Bellingham, Whatcom County move toward new emergency center

THE BELLINGHAM HERALDNovember 27, 2013 

OLYMPICS - BORDER BOUNCEBACK

Sgt. Jeff Beazizo, left, and Lt. Debby Ethredge both of Washington State Patrol talk in the Olympic Coordination Center's communication facility in Bellingham on February 3, 2010. The center was a hub for over 40 agencies on duty 24-hours a day, corresponding to homeland security in relation to the 2010 Winter Olympics in Vancouver, B.C.

MARK MALIJAN — THE BELLINGHAM HERALD Buy Photo

BELLINGHAM - Whatcom County and the city of Bellingham are taking the first steps toward creating a single emergency operations center inside a Port of Bellingham building near the airport.

The building at 3888 Sound Way was overhauled by federal agencies for use as an emergency operations center during the 2010 Winter Olympics in Vancouver, B.C. Now, local governments hope they can take advantage of the federal investment in the 24,000-square-foot space.

The creation of the new emergency center requires city and county councils and port commissioners to approve a 10-year agreement, effective January 2014, that spells out terms of a lease on the building.

That agreement calls for city and county to split an annual lease payment of about $134,000 to the port.

County Executive Jack Louws said the port is a participant in the project and will contribute by charging less than market rate for the building.

The agreement will be on the agenda at the Port Commission Dec. 3, the City Council Dec. 9, and the County Council Dec. 10.

Assuming the three local governments approve, the next step will be small. In early 2014, the city and county employees who now work together on emergency management planning are expected to move into the new space.

In the first years of the agreement, the city and county will study the costs of moving countywide fire and police dispatch into the building, along with other emergency operations.

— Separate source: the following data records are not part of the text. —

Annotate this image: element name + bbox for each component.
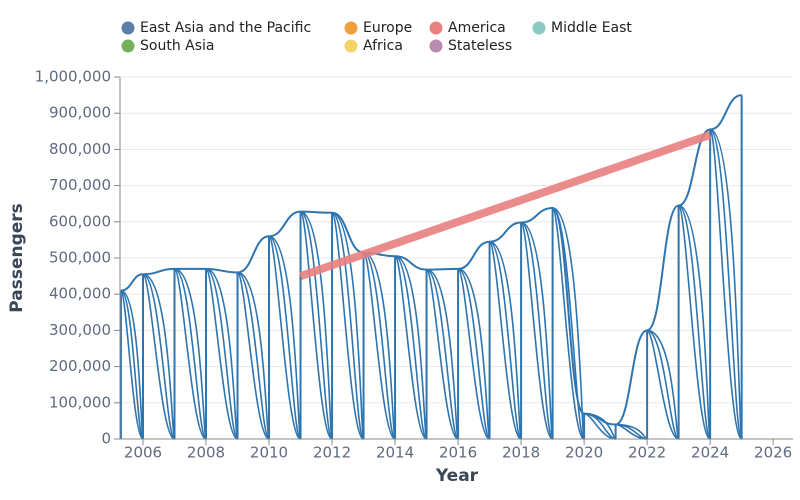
decay-curve (678, 204, 711, 440)
decay-curve (552, 207, 585, 440)
legend-swatch (121, 39, 135, 53)
decay-curve (520, 221, 554, 440)
decay-curve (331, 211, 365, 440)
y-tick-label: 700,000 (49, 176, 111, 194)
decay-curve (205, 268, 239, 440)
decay-curve (709, 128, 743, 440)
decay-curve (709, 128, 743, 440)
y-tick-label: 1,000,000 (35, 68, 111, 86)
decay-curve (488, 240, 522, 440)
decay-curve (426, 268, 459, 440)
y-tick-label: 200,000 (49, 357, 111, 375)
y-tick-label: 900,000 (49, 104, 111, 122)
decay-curve (142, 273, 176, 440)
legend-swatch (121, 21, 135, 35)
x-tick-label: 2020 (565, 444, 603, 462)
x-tick-label: 2018 (502, 444, 540, 462)
legend-swatch (532, 21, 546, 35)
y-tick-label: 500,000 (49, 249, 111, 267)
y-tick-label: 0 (101, 430, 111, 448)
legend-swatch (429, 21, 443, 35)
decay-curve (457, 268, 491, 440)
decay-curve (709, 128, 743, 440)
x-tick-label: 2022 (628, 444, 666, 462)
y-tick-label: 400,000 (49, 285, 111, 303)
legend-label: Stateless (448, 38, 512, 54)
decay-curve (457, 268, 491, 440)
legend-swatch (344, 21, 358, 35)
decay-curve (236, 271, 270, 440)
legend-label: Europe (363, 20, 412, 36)
decay-curve (237, 271, 270, 440)
decay-curve (268, 235, 302, 440)
decay-curve (520, 221, 554, 440)
decay-curve (331, 211, 365, 440)
x-tick-label: 2008 (187, 444, 225, 462)
decay-curve (120, 289, 144, 440)
series-line (299, 131, 712, 280)
decay-curve (205, 268, 239, 440)
decay-curve (394, 255, 428, 440)
decay-curve (299, 210, 333, 440)
legend-label: America (448, 20, 506, 36)
x-tick-label: 2006 (124, 444, 162, 462)
decay-curve (646, 329, 680, 440)
legend-label: East Asia and the Pacific (140, 20, 311, 36)
decay-curve (362, 251, 396, 440)
decay-curve (268, 235, 302, 440)
x-axis-title: Year (435, 466, 479, 486)
decay-curve (426, 268, 459, 440)
decay-curve (300, 210, 333, 440)
legend-label: South Asia (140, 38, 214, 54)
decay-curve (237, 271, 270, 440)
decay-curve (268, 235, 302, 440)
decay-curve (677, 204, 711, 440)
legend-label: Africa (363, 38, 403, 54)
decay-curve (331, 211, 365, 440)
decay-curve (363, 251, 396, 440)
x-tick-label: 2010 (250, 444, 288, 462)
decay-curve (173, 268, 207, 440)
decay-curve (394, 255, 428, 440)
x-tick-label: 2026 (754, 444, 792, 462)
decay-curve (363, 251, 396, 440)
x-tick-label: 2024 (691, 444, 729, 462)
series-line (120, 94, 742, 426)
decay-curve (457, 268, 491, 440)
y-tick-label: 300,000 (49, 321, 111, 339)
decay-curve (488, 240, 522, 440)
y-tick-label: 100,000 (49, 393, 111, 411)
x-tick-label: 2014 (376, 444, 414, 462)
y-axis-title: Passengers (7, 203, 27, 313)
decay-curve (646, 329, 680, 440)
decay-curve (174, 268, 207, 440)
x-tick-label: 2012 (313, 444, 351, 462)
decay-curve (205, 268, 239, 440)
decay-curve (299, 210, 333, 440)
y-tick-label: 600,000 (49, 212, 111, 230)
decay-curve (551, 207, 585, 440)
decay-curve (646, 329, 680, 440)
decay-curve (677, 204, 711, 440)
legend-swatch (344, 39, 358, 53)
decay-curve (394, 255, 428, 440)
decay-curve (120, 289, 144, 440)
decay-curve (142, 273, 176, 440)
decay-curve (142, 273, 176, 440)
decay-curve (174, 268, 207, 440)
decay-curve (425, 268, 459, 440)
legend-label: Middle East (551, 20, 632, 36)
decay-curve (489, 240, 522, 440)
x-tick-label: 2016 (439, 444, 477, 462)
y-tick-label: 800,000 (49, 140, 111, 158)
decay-curve (520, 221, 554, 440)
legend-swatch (429, 39, 443, 53)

The facilities also would be capable of hosting disaster drills and training. Louws said the county's two oil refineries, BP Cherry Point and Phillips 66, expect to rent the center for that purpose, helping to recover some of the public costs.

Consolidation of all emergency services in the building is still a few years off, and there are no firm estimates of cost. Louws said that although the city and county are not yet committed to making the move, he is confident that it will happen.

"I think it's an exciting opportunity for Whatcom County and all the cities and the port," Louws said.

If city and county officials later decide that the consolidation is unworkable for some reason, they can get out of the building lease after four years.

The city and county also have the right to renew the lease in 10-year increments after the first 10 years are up.

In a press release, Bellingham Mayor Kelli Linville said the city and county work together to plan for and respond to emergencies, and their emergency experts share office space, but both agencies have been working with inadequate space and equipment.

"We have a strong emergency management partnership and have taken many positive steps forward," Linville said. "Working together in an adequately sized, well-equipped facility will enhance our ability to effectively respond to natural disasters and other major events that threaten lives and property."